Go on – remember how Phil "De-Regulate" Graham
got all greediest financiers on board, and
1,000s of lawyers whose only ethics are to scam
more what’s-in-it-for-me: get what one can.
And what’s in it for Ted "Bridge to Nowhere" Stevens,
for William "It's-in-the-Freezer" Jefferson?
Our dear lovers of power so want to be nice,
they kiss up to bosses, never question, never fight,
like sweet Condi "Aug 6 Memo" Rice,
like others we know,
from "Scooter" Libby to Smart Boy Rove.
They’ve had all these years, so swell
for never doubting the views they’ve held:
never ruffling Rummy "Stuff Happens" Rumsfeld,
nor keeping so many on the take from getting off
thanks to Jack "Black Hat" Abramoff.
Can we say these years have hurt any? – us? – we
who never learn, anyway, from history?
Anything ever fret Dick "Undisclosed Location" Cheney?
Any words not contrived to do
whatever bosses want – like getting torture approved
all nicely, legally by law profs like Yoo?
So stupid so long our red, white, and blue,
till finally we see Jan. 20 push
and bid bye even "What, Me Worry?" Bush.


178. On San Francisco’s #22, Fillmore Bus

I’m reading New European Poets
when two very big girls sit next to me.
My mistake: I’m at the back of the bus
– their place – theirs a quite different poetry.

“Hey, ho’!” one yells – loud – into her cell phone.
The other shouts, too: “That Shanita bitch
don’t fuck wid me!” – while from my genteel tome
no Europeans ever speak like this.

Nearly three hundred poets, almost all
vaunt pallid, generic, generalized tongues.
From forty-six countries almost none call
people, places as actually named ones.

How do educated Europeans
– so many – learn diction so polite, vague?
“You tell Jolinda, bitch, I done seed ‘em!”
– while the fattest adds, loud, “No fuckin’ way!”


179. If Writing of Himself

He’ll say, if writing of himself,
“Phil Balla was born in Glendale,
California,” as if such wealth,
from sun and palms, can never fail.

He lived in Detroit, whose cars kill
all nature – good for the U.S.,
where too many will flee than feel
the juices and saps pulsing in us.

He learned poetry from Russians
and Hungarians – that old world
view: that love and kitchen gardens
pair best with history’s terribles.

Music wants all mixed in same lines:
a girl’s breasts, an old cabbage plot,
with a Bush or Cheney who finds
but wars, more wars, likely as not.


180. Not Even Time Can Heal Some Sores

When I left, he was four, going on five.
You dropped me off at some place on my way
to the airport. Then, his eyes opened wide,
getting it. His dad was not going to stay.

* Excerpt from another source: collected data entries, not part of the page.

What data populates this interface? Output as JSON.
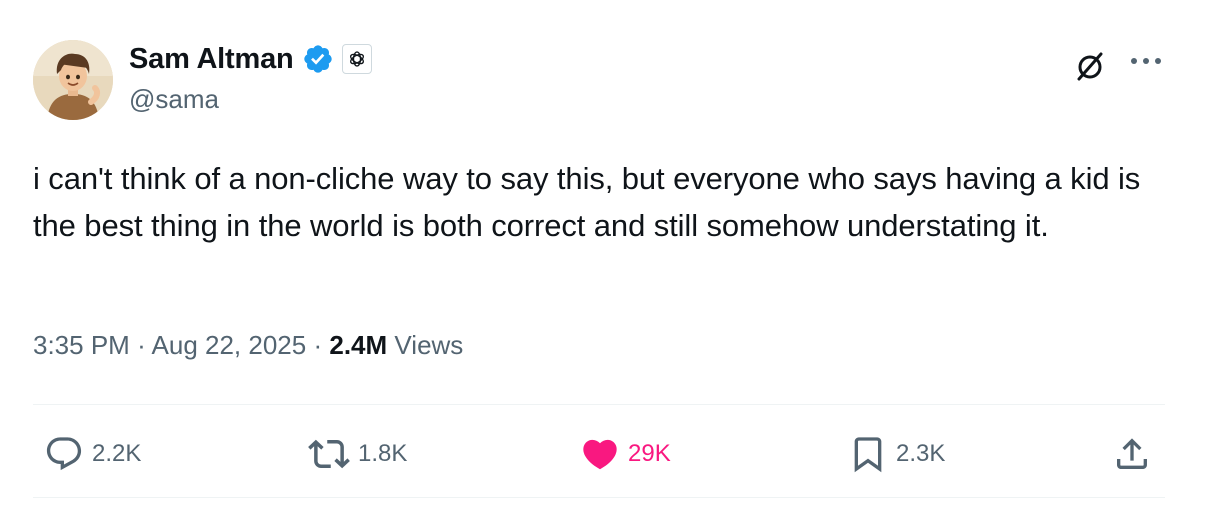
{
  "author": {
    "display_name": "Sam Altman",
    "handle": "@sama",
    "verified_icon": "verified-badge-icon",
    "affiliate_icon": "openai-logo-icon",
    "verified_color": "#1d9bf0"
  },
  "tweet": {
    "text": "i can't think of a non-cliche way to say this, but everyone who says having a kid is the best thing in the world is both correct and still somehow understating it.",
    "time": "3:35 PM",
    "separator": "·",
    "date": "Aug 22, 2025",
    "views_count": "2.4M",
    "views_label": "Views"
  },
  "actions": {
    "reply": {
      "icon": "reply-icon",
      "count": "2.2K"
    },
    "retweet": {
      "icon": "retweet-icon",
      "count": "1.8K"
    },
    "like": {
      "icon": "heart-icon",
      "count": "29K",
      "liked": true,
      "color": "#f91880"
    },
    "bookmark": {
      "icon": "bookmark-icon",
      "count": "2.3K"
    },
    "share": {
      "icon": "share-icon"
    }
  },
  "header_buttons": {
    "grok": "grok-icon",
    "more": "more-icon"
  },
  "colors": {
    "text_primary": "#0f1419",
    "text_secondary": "#536471",
    "divider": "#eff3f4",
    "like": "#f91880",
    "verified": "#1d9bf0"
  }
}
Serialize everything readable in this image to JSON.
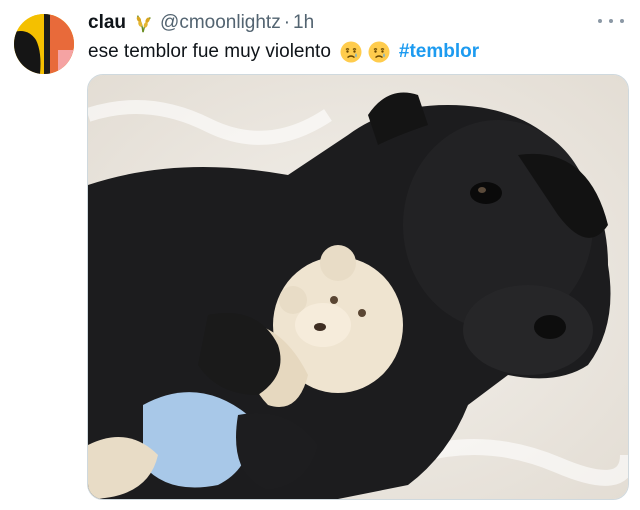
{
  "tweet": {
    "display_name": "clau",
    "handle": "@cmoonlightz",
    "separator": "·",
    "time": "1h",
    "text": "ese temblor fue muy violento",
    "emojis": [
      "crying-face-emoji",
      "crying-face-emoji"
    ],
    "hashtag": "#temblor",
    "name_icon": "wheat-icon",
    "more_icon": "more-options-icon",
    "media": {
      "description_kind": "photo",
      "subject_icons": [
        "black-puppy",
        "teddy-bear"
      ]
    }
  },
  "colors": {
    "text": "#0f1419",
    "secondary": "#536471",
    "link": "#1d9bf0",
    "border": "#cfd9de"
  }
}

But not getting it. Not for a long time.
In night thunderstorms, that summer, you say,
he’d wake, call out, with you again resigned
to give the news how dad was far away.

Many years later I still see those eyes:
shock, alarm, and hurt never felt before.
Some things not even time can put aside.
Not even time – good time – can heal some sores.